On the adequacy of L2 pronunciation feedback from automatic speech recognition: A focus on Google Translate
Paul John, Walcir Cardoso, Carol Johnson (2022)
In: Proceedings of the XXIst International CALL Research Conference (Chapter 20)
This study investigates automatic speech recognition (ASR) in Google Translate as a source for L2 pronunciation feedback. To be effective, ASR should transcribe learner errors accurately and perform equally well on male and female voices, avoiding gender bias. We assess Google Translate on three Quebec francophone (QF) segmental errors in English: th-substitution ( think → [t] ink ); h-deletion ( happy → appy ); and h-epenthesis ( ice → [h] ice ). Eight QFs (4F/4M) recorded 120 sentences with and without an error on the final item (e.g., I don’t know who to *tank/thank ). Errors were equally divided between real word output (* tank ) and nonword output (e.g., My sister is afraid of *tunder ).

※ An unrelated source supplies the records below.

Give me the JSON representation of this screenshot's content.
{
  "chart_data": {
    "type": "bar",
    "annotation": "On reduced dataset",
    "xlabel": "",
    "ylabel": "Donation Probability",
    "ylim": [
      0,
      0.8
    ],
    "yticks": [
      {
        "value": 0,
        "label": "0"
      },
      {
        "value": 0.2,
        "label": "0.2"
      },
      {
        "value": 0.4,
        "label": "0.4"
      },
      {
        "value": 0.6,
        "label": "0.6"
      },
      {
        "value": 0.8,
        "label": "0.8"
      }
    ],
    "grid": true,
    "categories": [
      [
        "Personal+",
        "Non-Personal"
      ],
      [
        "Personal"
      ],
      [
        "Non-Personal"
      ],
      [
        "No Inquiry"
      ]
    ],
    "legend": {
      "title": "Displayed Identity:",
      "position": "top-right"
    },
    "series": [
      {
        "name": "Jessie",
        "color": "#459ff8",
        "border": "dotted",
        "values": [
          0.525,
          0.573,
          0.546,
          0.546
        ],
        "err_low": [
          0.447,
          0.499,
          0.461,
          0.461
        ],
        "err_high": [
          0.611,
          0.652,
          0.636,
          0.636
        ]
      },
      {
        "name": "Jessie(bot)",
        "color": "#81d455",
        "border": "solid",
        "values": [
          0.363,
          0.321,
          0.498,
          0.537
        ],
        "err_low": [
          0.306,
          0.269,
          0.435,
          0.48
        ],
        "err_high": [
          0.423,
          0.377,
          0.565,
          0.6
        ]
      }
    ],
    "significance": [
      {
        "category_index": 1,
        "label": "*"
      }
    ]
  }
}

We anticipate real word errors, corresponding to entries in the Google Translate lexicon, will be accurately transcribed, whereas nonwords, by definition absent from the lexicon, should be erroneously matched to similar-sounding real words (i.e., the intended output “thunder”), constituting misleading feedback. Forthcoming data analyses will determine the relative contribution of error type, real/nonword output, and gender to final-word transcription and feedback accuracy. Preliminary findings suggest a hierarchy of accuracy (h-deletion, h-epenthesis ˃th-substitution) specific to real-word output. Indeed, ASR shows a clear inability to flag nonword errors. A gender bias effect is not apparent; in fact, ASR generally transcribed the sentences recorded by females more accurately. Mistranscriptions unrelated to final items have yet to be examined. Our presentation will address the implications of our findings for L2 teachers/learners and for developers seeking to design ASR specifically for L2 uses.